その視線を追うと、やっぱり流れる雲があって……あたしもその様子を眺めた。
「今更、だろ」
「忘れられないくらいなら思い出になんかしねぇ。……誰かが言ってたんだけど誰だっけなぁ」
「だってオレもう入賞できるかどうかさえ自信ねぇし」
「別に入賞なんかしなくたっていいじゃん。
樹は走るのが好きだから走ってたんでしょ? あんなメダルが欲しいから走ってた訳じゃないでしょ?」
あたしが言うと、樹は少しぼーっとして……それから笑った。
「おまえさ、人の事になると強気だよな。
自分だってそんな説教できる立場じゃねぇくせに」
「だって見ててイライラするんだもん。好きなくせに、始めようとすればすぐできるくせに何もしないなんて甘ったれてるよ」
「……オレなんで16の小娘なんかに背中押されてんだろ。
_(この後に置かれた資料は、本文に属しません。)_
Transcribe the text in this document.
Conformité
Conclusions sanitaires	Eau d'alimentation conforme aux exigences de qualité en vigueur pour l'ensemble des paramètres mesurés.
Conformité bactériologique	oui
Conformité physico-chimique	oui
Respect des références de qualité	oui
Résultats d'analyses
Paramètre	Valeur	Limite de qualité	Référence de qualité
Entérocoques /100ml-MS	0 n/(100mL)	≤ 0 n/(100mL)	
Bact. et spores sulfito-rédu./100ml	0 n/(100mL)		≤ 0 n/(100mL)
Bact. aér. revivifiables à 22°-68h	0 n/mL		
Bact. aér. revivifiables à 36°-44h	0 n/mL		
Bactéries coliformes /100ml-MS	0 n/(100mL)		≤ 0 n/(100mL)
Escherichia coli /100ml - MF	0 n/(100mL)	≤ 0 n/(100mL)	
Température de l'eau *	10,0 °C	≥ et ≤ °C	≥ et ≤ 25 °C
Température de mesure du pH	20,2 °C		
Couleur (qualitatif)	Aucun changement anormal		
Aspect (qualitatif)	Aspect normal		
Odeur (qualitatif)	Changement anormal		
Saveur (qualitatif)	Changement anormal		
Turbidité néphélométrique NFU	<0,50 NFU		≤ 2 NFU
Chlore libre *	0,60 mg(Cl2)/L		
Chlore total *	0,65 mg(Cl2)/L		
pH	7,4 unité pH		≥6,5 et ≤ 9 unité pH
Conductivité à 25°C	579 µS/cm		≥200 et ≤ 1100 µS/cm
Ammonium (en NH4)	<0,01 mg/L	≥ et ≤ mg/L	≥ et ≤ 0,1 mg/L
しかもどうしょうもねぇブラコンで家出中」
「うるさいよっ……あたしだって、ちゃんとするもん」
冬の短い夕焼け空を、雲が流れる。
オレンジ色と紫色の中間色。
こんな風に、空を見ているだけで満足してしまうあたしの心は、よっぽど疲れていたのかもしれない。
すさんでいたのかもしれない。
……捻くれていたのかもしれない。
もっとあたしが素直な可愛い女の子ならよかった。
そうすれば、こんな時、樹にきちんと想いを伝えられたのかもしれない。
約束を破ってでも、告白できていたのかもしれない。